Die Geschichte des Korns

Die Geschichte des Korns

In alten Zeiten hat es nicht nur für die Ernährung des Menschen sondern auch für dessen kulturelle Entwicklung eine bedeutende Rolle gespielt. Als Jäger und Sammler sesshaft wurden, begannen sie Ackerbau zu betreiben.

Für die rasch wachsende Bevölkerung wurde Getreide die natürliche Nahrungsgrundlage, da es auf relativ kleiner Fläche gute Erträge brachte und in fast allen Klimazonen gut gedieh.

Sechs Getreidearten waren es, die seit der Urzeit den Menschen hauptsächlich ernährt haben: Hirse, Hafer, Gerste, Reis, Weizen und ab dem späteren Altertum dann auch der Roggen. Mit der Entdeckung Amerikas kam der indianische Mais dazu.

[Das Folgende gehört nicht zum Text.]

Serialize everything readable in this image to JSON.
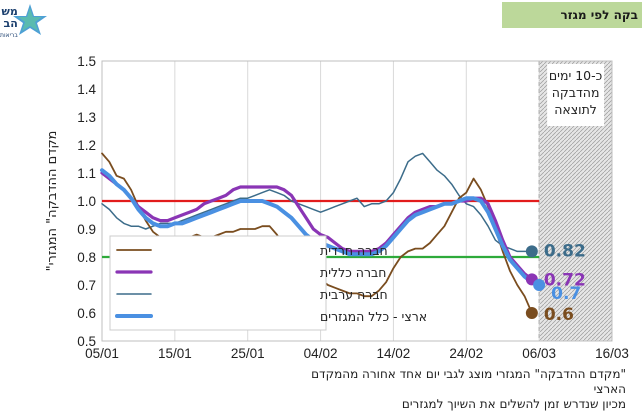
{
  "header": {
    "tag_text": "בקה לפי מגזר"
  },
  "logo": {
    "text_line1": "מש",
    "text_line2": "הב",
    "text_line3": "בריאות"
  },
  "footnote": {
    "line1": "\"מקדם ההדבקה\" המגזרי מוצג לגבי יום אחד אחורה מהמקדם הארצי",
    "line2": "מכיון שנדרש זמן להשלים את השיוך למגזרים"
  },
  "colors": {
    "haredi": "#7a4d1f",
    "general": "#8a35b5",
    "arab": "#3c6c8a",
    "national": "#4a90e2",
    "red_line": "#e21c1c",
    "green_line": "#2eaa3a",
    "grid": "#d9d9d9"
  },
  "chart_data": {
    "type": "line",
    "title": "",
    "ylabel": "\"מקדם ההדבקה\" המגזרי",
    "xlabel": "",
    "ylim": [
      0.5,
      1.5
    ],
    "yticks": [
      "0.5",
      "0.6",
      "0.7",
      "0.8",
      "0.9",
      "1.0",
      "1.1",
      "1.2",
      "1.3",
      "1.4",
      "1.5"
    ],
    "xticks": [
      "05/01",
      "15/01",
      "25/01",
      "04/02",
      "14/02",
      "24/02",
      "06/03",
      "16/03"
    ],
    "x_unit": "date (2021)",
    "grid": "vertical",
    "reference_lines": [
      {
        "y": 1.0,
        "color": "red"
      },
      {
        "y": 0.8,
        "color": "green"
      }
    ],
    "forecast_region": {
      "from": "06/03",
      "to": "16/03",
      "label": [
        "כ-10 ימים",
        "מהדבקה",
        "לתוצאה"
      ]
    },
    "legend_position": "left",
    "series": [
      {
        "name": "חברה חרדית",
        "color": "#7a4d1f",
        "x": [
          "05/01",
          "06/01",
          "07/01",
          "08/01",
          "09/01",
          "10/01",
          "11/01",
          "12/01",
          "13/01",
          "14/01",
          "15/01",
          "16/01",
          "17/01",
          "18/01",
          "19/01",
          "20/01",
          "21/01",
          "22/01",
          "23/01",
          "24/01",
          "25/01",
          "26/01",
          "27/01",
          "28/01",
          "29/01",
          "30/01",
          "31/01",
          "01/02",
          "02/02",
          "03/02",
          "04/02",
          "05/02",
          "06/02",
          "07/02",
          "08/02",
          "09/02",
          "10/02",
          "11/02",
          "12/02",
          "13/02",
          "14/02",
          "15/02",
          "16/02",
          "17/02",
          "18/02",
          "19/02",
          "20/02",
          "21/02",
          "22/02",
          "23/02",
          "24/02",
          "25/02",
          "26/02",
          "27/02",
          "28/02",
          "01/03",
          "02/03",
          "03/03",
          "04/03",
          "05/03"
        ],
        "y": [
          1.17,
          1.14,
          1.09,
          1.08,
          1.04,
          0.98,
          0.93,
          0.89,
          0.87,
          0.86,
          0.86,
          0.87,
          0.87,
          0.88,
          0.87,
          0.87,
          0.88,
          0.89,
          0.89,
          0.9,
          0.9,
          0.9,
          0.91,
          0.91,
          0.88,
          0.84,
          0.78,
          0.73,
          0.72,
          0.72,
          0.72,
          0.7,
          0.69,
          0.68,
          0.67,
          0.67,
          0.66,
          0.66,
          0.68,
          0.71,
          0.76,
          0.8,
          0.82,
          0.83,
          0.83,
          0.85,
          0.88,
          0.91,
          0.96,
          1.01,
          1.03,
          1.08,
          1.04,
          0.98,
          0.9,
          0.82,
          0.75,
          0.7,
          0.66,
          0.6
        ]
      },
      {
        "name": "חברה כללית",
        "color": "#8a35b5",
        "x": [
          "05/01",
          "06/01",
          "07/01",
          "08/01",
          "09/01",
          "10/01",
          "11/01",
          "12/01",
          "13/01",
          "14/01",
          "15/01",
          "16/01",
          "17/01",
          "18/01",
          "19/01",
          "20/01",
          "21/01",
          "22/01",
          "23/01",
          "24/01",
          "25/01",
          "26/01",
          "27/01",
          "28/01",
          "29/01",
          "30/01",
          "31/01",
          "01/02",
          "02/02",
          "03/02",
          "04/02",
          "05/02",
          "06/02",
          "07/02",
          "08/02",
          "09/02",
          "10/02",
          "11/02",
          "12/02",
          "13/02",
          "14/02",
          "15/02",
          "16/02",
          "17/02",
          "18/02",
          "19/02",
          "20/02",
          "21/02",
          "22/02",
          "23/02",
          "24/02",
          "25/02",
          "26/02",
          "27/02",
          "28/02",
          "01/03",
          "02/03",
          "03/03",
          "04/03",
          "05/03"
        ],
        "y": [
          1.1,
          1.08,
          1.06,
          1.04,
          1.01,
          0.98,
          0.96,
          0.94,
          0.93,
          0.93,
          0.94,
          0.95,
          0.96,
          0.97,
          0.99,
          1.0,
          1.01,
          1.02,
          1.04,
          1.05,
          1.05,
          1.05,
          1.05,
          1.05,
          1.05,
          1.04,
          1.02,
          0.98,
          0.94,
          0.9,
          0.88,
          0.87,
          0.85,
          0.83,
          0.82,
          0.82,
          0.82,
          0.82,
          0.83,
          0.85,
          0.88,
          0.91,
          0.94,
          0.96,
          0.97,
          0.98,
          0.98,
          0.99,
          0.99,
          1.0,
          1.0,
          1.01,
          1.01,
          0.99,
          0.93,
          0.86,
          0.8,
          0.77,
          0.74,
          0.72
        ]
      },
      {
        "name": "חברה ערבית",
        "color": "#3c6c8a",
        "x": [
          "05/01",
          "06/01",
          "07/01",
          "08/01",
          "09/01",
          "10/01",
          "11/01",
          "12/01",
          "13/01",
          "14/01",
          "15/01",
          "16/01",
          "17/01",
          "18/01",
          "19/01",
          "20/01",
          "21/01",
          "22/01",
          "23/01",
          "24/01",
          "25/01",
          "26/01",
          "27/01",
          "28/01",
          "29/01",
          "30/01",
          "31/01",
          "01/02",
          "02/02",
          "03/02",
          "04/02",
          "05/02",
          "06/02",
          "07/02",
          "08/02",
          "09/02",
          "10/02",
          "11/02",
          "12/02",
          "13/02",
          "14/02",
          "15/02",
          "16/02",
          "17/02",
          "18/02",
          "19/02",
          "20/02",
          "21/02",
          "22/02",
          "23/02",
          "24/02",
          "25/02",
          "26/02",
          "27/02",
          "28/02",
          "01/03",
          "02/03",
          "03/03",
          "04/03",
          "05/03"
        ],
        "y": [
          0.99,
          0.97,
          0.94,
          0.92,
          0.91,
          0.91,
          0.9,
          0.91,
          0.92,
          0.92,
          0.92,
          0.93,
          0.94,
          0.95,
          0.96,
          0.97,
          0.98,
          0.99,
          1.0,
          1.01,
          1.01,
          1.02,
          1.03,
          1.04,
          1.03,
          1.02,
          1.0,
          0.99,
          0.98,
          0.97,
          0.96,
          0.97,
          0.98,
          0.99,
          1.0,
          1.01,
          0.98,
          0.99,
          0.99,
          1.0,
          1.03,
          1.08,
          1.14,
          1.16,
          1.17,
          1.14,
          1.11,
          1.09,
          1.06,
          1.02,
          0.99,
          0.98,
          0.95,
          0.91,
          0.86,
          0.84,
          0.83,
          0.82,
          0.82,
          0.82
        ]
      },
      {
        "name": "ארצי - כלל המגזרים",
        "color": "#4a90e2",
        "x": [
          "05/01",
          "06/01",
          "07/01",
          "08/01",
          "09/01",
          "10/01",
          "11/01",
          "12/01",
          "13/01",
          "14/01",
          "15/01",
          "16/01",
          "17/01",
          "18/01",
          "19/01",
          "20/01",
          "21/01",
          "22/01",
          "23/01",
          "24/01",
          "25/01",
          "26/01",
          "27/01",
          "28/01",
          "29/01",
          "30/01",
          "31/01",
          "01/02",
          "02/02",
          "03/02",
          "04/02",
          "05/02",
          "06/02",
          "07/02",
          "08/02",
          "09/02",
          "10/02",
          "11/02",
          "12/02",
          "13/02",
          "14/02",
          "15/02",
          "16/02",
          "17/02",
          "18/02",
          "19/02",
          "20/02",
          "21/02",
          "22/02",
          "23/02",
          "24/02",
          "25/02",
          "26/02",
          "27/02",
          "28/02",
          "01/03",
          "02/03",
          "03/03",
          "04/03",
          "05/03",
          "06/03"
        ],
        "y": [
          1.11,
          1.09,
          1.06,
          1.04,
          1.01,
          0.97,
          0.94,
          0.92,
          0.91,
          0.91,
          0.92,
          0.92,
          0.93,
          0.94,
          0.95,
          0.96,
          0.97,
          0.98,
          0.99,
          1.0,
          1.0,
          1.0,
          1.0,
          0.99,
          0.98,
          0.96,
          0.94,
          0.91,
          0.88,
          0.86,
          0.85,
          0.84,
          0.83,
          0.82,
          0.81,
          0.81,
          0.81,
          0.81,
          0.82,
          0.84,
          0.87,
          0.9,
          0.93,
          0.95,
          0.96,
          0.97,
          0.98,
          0.99,
          0.99,
          1.0,
          1.01,
          1.01,
          1.0,
          0.96,
          0.9,
          0.84,
          0.79,
          0.76,
          0.73,
          0.71,
          0.7
        ]
      }
    ],
    "end_labels": [
      {
        "series": "חברה ערבית",
        "text": "0.82"
      },
      {
        "series": "חברה כללית",
        "text": "0.72"
      },
      {
        "series": "ארצי - כלל המגזרים",
        "text": "0.7"
      },
      {
        "series": "חברה חרדית",
        "text": "0.6"
      }
    ]
  }
}
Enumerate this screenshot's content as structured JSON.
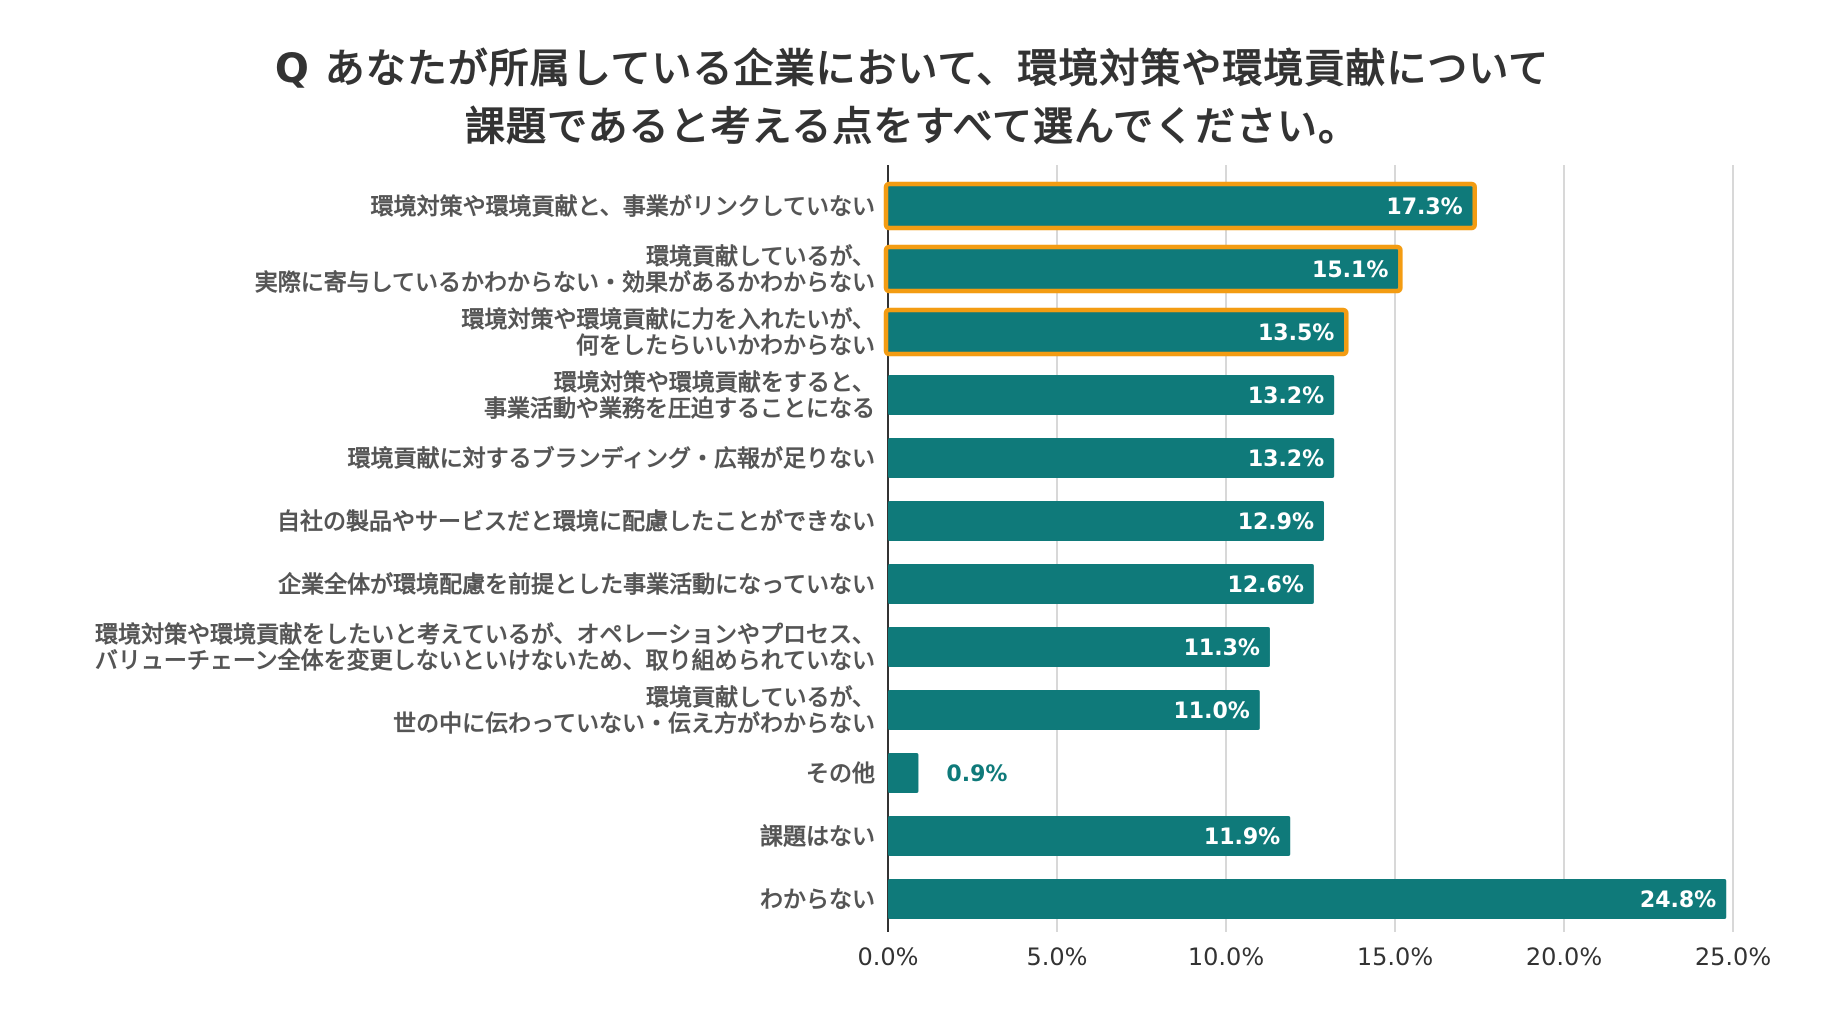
{
  "chart_data": {
    "type": "bar",
    "orientation": "horizontal",
    "title": [
      "Q あなたが所属している企業において、環境対策や環境貢献について",
      "課題であると考える点をすべて選んでください。"
    ],
    "categories": [
      [
        "環境対策や環境貢献と、事業がリンクしていない"
      ],
      [
        "環境貢献しているが、",
        "実際に寄与しているかわからない・効果があるかわからない"
      ],
      [
        "環境対策や環境貢献に力を入れたいが、",
        "何をしたらいいかわからない"
      ],
      [
        "環境対策や環境貢献をすると、",
        "事業活動や業務を圧迫することになる"
      ],
      [
        "環境貢献に対するブランディング・広報が足りない"
      ],
      [
        "自社の製品やサービスだと環境に配慮したことができない"
      ],
      [
        "企業全体が環境配慮を前提とした事業活動になっていない"
      ],
      [
        "環境対策や環境貢献をしたいと考えているが、オペレーションやプロセス、",
        "バリューチェーン全体を変更しないといけないため、取り組められていない"
      ],
      [
        "環境貢献しているが、",
        "世の中に伝わっていない・伝え方がわからない"
      ],
      [
        "その他"
      ],
      [
        "課題はない"
      ],
      [
        "わからない"
      ]
    ],
    "values": [
      17.3,
      15.1,
      13.5,
      13.2,
      13.2,
      12.9,
      12.6,
      11.3,
      11.0,
      0.9,
      11.9,
      24.8
    ],
    "value_labels": [
      "17.3%",
      "15.1%",
      "13.5%",
      "13.2%",
      "13.2%",
      "12.9%",
      "12.6%",
      "11.3%",
      "11.0%",
      "0.9%",
      "11.9%",
      "24.8%"
    ],
    "highlighted": [
      true,
      true,
      true,
      false,
      false,
      false,
      false,
      false,
      false,
      false,
      false,
      false
    ],
    "xlim": [
      0,
      25
    ],
    "xticks": [
      0,
      5,
      10,
      15,
      20,
      25
    ],
    "xtick_labels": [
      "0.0%",
      "5.0%",
      "10.0%",
      "15.0%",
      "20.0%",
      "25.0%"
    ],
    "xlabel": "",
    "ylabel": "",
    "grid": true,
    "colors": {
      "bar": "#0f7a7a",
      "highlight_outline": "#f39c12",
      "grid": "#cccccc",
      "axis": "#333333",
      "label_inside": "#ffffff",
      "label_outside": "#0f7a7a",
      "category_text": "#555555",
      "title_text": "#333333"
    }
  }
}
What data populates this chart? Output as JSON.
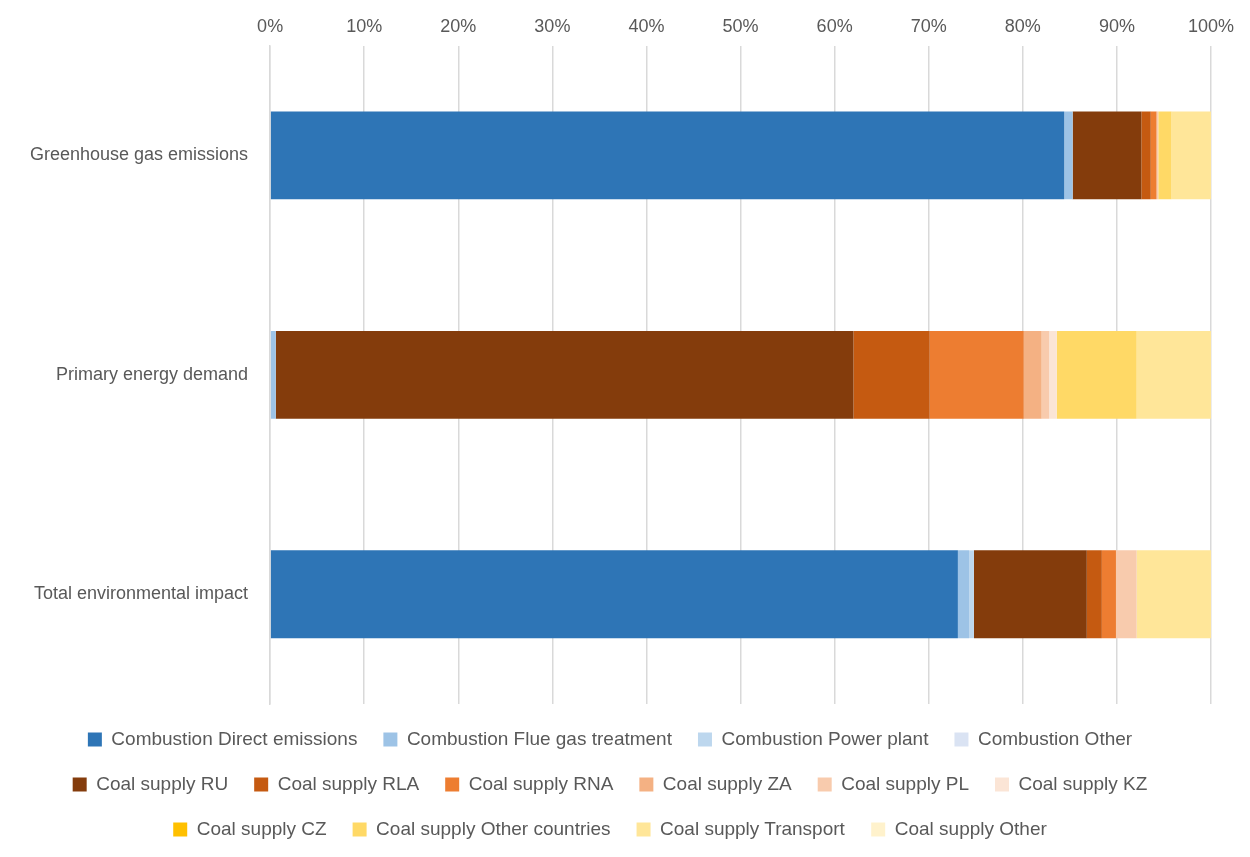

Getreide als Zahlungsmittel

Die Getreidekörner dienten in ältesten Zeiten vielfach als Normgewichte. Es entstand der Begriff des Karats, das noch heute für Edelmetalle und Diamanten als Gewichtseinheit verwendet wird. Ein "Karat" entsprach drei Gersten- oder vier Weizenkörnern. Ein "Gran" war gleich dem Gewicht eines Gerstenkornes. Getreide war somit das Zahlungsmittel alter Kulturen und hat diese Funktion lange beibehalten. Noch im Jahre 1500 n.Ch. mussten die Gastwirte im deutschen Raum Getreide als Zahlungsmittel annehmen.
Bis zur Mitte des 19. Jhs. wurden in Deutschland der Grundzins und die Steuern sowie die Löhne an Fuhrleute, Hirten und Schmiede meist in Getreide bezahlt. In großen Gebieten Mitteleuropas erfolgte erst ab der Mitte des 19.Jhs. eine Umwandlung der Naturalsteuern in Geldabgaben.
In Österreich wurden bis 1848 die Abgaben der leibeigenen Bauern an die Grundherrn in Form eines Zehntels des landwirtschaftlichen Ertrages (Zehent oder Zehnt) geleistet.

Steigende Vielfalt
Das wachsende Ernährungsbewusstsein der Österreicher führte zu einem differenzierteren Sortenangebot bei Brot und Gebäck. Waren es bis vor 30 Jahren nur rund 19, so gibt es heute in Österreich rund 150 verschiedene Brot- und Gebäcksorten. Tendenz steigend.